Igreja/Sociedade: «O dia em que as pessoas pedem para comer é o pior dia da sua vida» – Rita Valadas

Presidente da Cáritas Portuguesa assume preocupações com o impacto da crise na alimentação e habitação, pedindo aposta no combate à pobreza, com o PRR

Foto: Agência ECCLESIA/MC

Lisboa, 05 mar 2023 (Ecclesia) – A presidente da Cáritas Portuguesa assumiu preocupações com o impacto da crise, em setores como a habitação ou a alimentação, pedindo que a resposta pública passe por uma aposta no combate à pobreza.

“Neste momento temos pedidos de todo o tipo. Diria que o dia em que as pessoas pedem (algo) para comer é o pior dia da sua vida”, refere Rita Valadas, convidada da entrevista semanal conjunta Ecclesia/Renascença, emitida e publicada aos domingos.

A semana nacional da Cáritas decorre de 5 a 12 de março, este ano com o mote “O Amor que Transforma”.

A organização católica apoia cerca de 120 mil pessoas em atendimento social através da rede nacional das Cáritas Diocesanas e dos muitos grupos paroquiais que estão espalhados por todo o país.

“Temos pedidos quando as pessoas têm medo de perder a casa, quando temem que lhes cortem a luz, que lhes cortem a água”, indica a entrevistada, sublinhando que “todas essas situações são sucessivas”.

A presidente da Cáritas Portuguesa aborda o impacto da crise, sublinhando que 120 mil é o “número de referência para as pessoas que estão em situação de pobreza resistente”.

Rita Valadas admite uma diminuição da “qualidade alimentar”, em Portugal, face aos cortes nas despesas, por parte da população.

Sobre as medidas anunciadas pelo Governo para o setor da habitação, a entrevista recorda que, anteriormente, tinham sido prometidos “projetos concretos de construção de rendas acessíveis”.

“Não vejo isso acontecer e agora vejo procurar ao lado.
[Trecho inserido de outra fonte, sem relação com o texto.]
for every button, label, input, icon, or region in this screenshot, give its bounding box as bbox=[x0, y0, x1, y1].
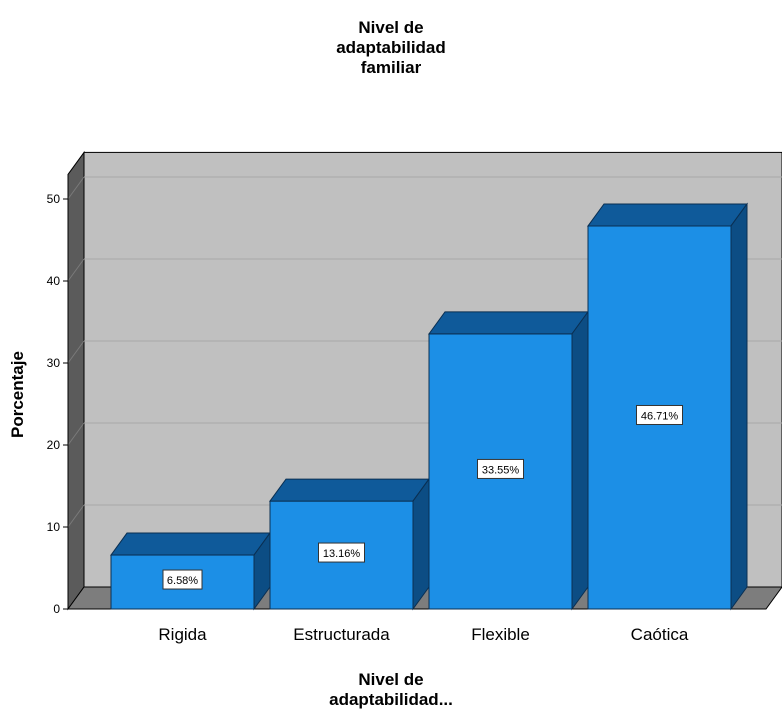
bar-top bbox=[110, 532, 271, 556]
bar-top bbox=[269, 478, 430, 502]
y-axis-title: Porcentaje bbox=[8, 351, 27, 438]
side-wall bbox=[67, 150, 85, 611]
data-label-box bbox=[636, 404, 683, 425]
chart-title-line-1: Nivel de bbox=[358, 18, 424, 37]
bar-top bbox=[587, 203, 748, 227]
x-tick-label: Rigida bbox=[158, 625, 207, 644]
x-tick-label: Caótica bbox=[631, 625, 689, 644]
chart-title-line-2: adaptabilidad bbox=[336, 38, 446, 57]
data-label: 6.58% bbox=[167, 575, 198, 587]
bar-side bbox=[571, 310, 589, 611]
data-label-box bbox=[318, 542, 365, 563]
y-tick-label: 30 bbox=[47, 356, 61, 370]
data-label: 13.16% bbox=[323, 548, 361, 560]
bar-side bbox=[412, 477, 430, 611]
gridline-side bbox=[67, 258, 85, 282]
gridline-side bbox=[67, 340, 85, 364]
x-axis-title-line-2: adaptabilidad... bbox=[329, 690, 453, 709]
y-tick-label: 50 bbox=[47, 192, 61, 206]
x-tick-label: Estructurada bbox=[293, 625, 390, 644]
data-label-box bbox=[162, 569, 203, 590]
bar-top bbox=[428, 311, 589, 335]
gridline-side bbox=[67, 176, 85, 200]
x-axis-title-line-1: Nivel de bbox=[358, 670, 424, 689]
y-tick-label: 0 bbox=[53, 602, 60, 616]
gridline-side bbox=[67, 504, 85, 528]
data-label: 46.71% bbox=[641, 410, 679, 422]
data-label: 33.55% bbox=[482, 464, 520, 476]
chart-title-line-3: familiar bbox=[360, 58, 422, 77]
bar-side bbox=[730, 202, 748, 611]
x-tick-label: Flexible bbox=[471, 625, 530, 644]
y-tick-label: 10 bbox=[47, 520, 61, 534]
data-label-box bbox=[477, 458, 524, 479]
y-tick-label: 20 bbox=[47, 438, 61, 452]
y-tick-label: 40 bbox=[47, 274, 61, 288]
gridline-side bbox=[67, 422, 85, 446]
E é sempre esta mágoa que fica, de que nada chega ao fim”, adverte.

Se há projetos para fazer, para se investir na habitação condigna para todos, porque é que chegamos a este ponto e o que estava planeado não se fez e agora está a ir-se a outra coisa, que ainda por cima é polémica, levanta imensas questões ao nível da confusão dos direitos básicos constitucionais?”.

Para Rita Valadas, as medidas anunciadas “resolvem os problemas de uns grupos”, mas não resolvem “os problemas que estão na génese”, algo que pode “facilitar” o surgimento de extremismos.

A presidente da Cáritas Portuguesa convida a olhar com precaução para os dados estatísticos, referindo que “ou a taxa de inflação influencia os bens básicos para a sobrevivência e bem-estar das pessoas ou é um número que não interessa para nada”.

Sobre a estratégia nacional de combate à pobreza, a responsável considera que esta não é “uma forma de resolver um problema agudo, é uma forma de olhar o futuro com um caminho”.

“Uns podem dar a estratégia e outros podem dar a proximidade. Sem as duas coisas, os problemas não se resolvem. A Cáritas pode dar a proximidade”, assinala.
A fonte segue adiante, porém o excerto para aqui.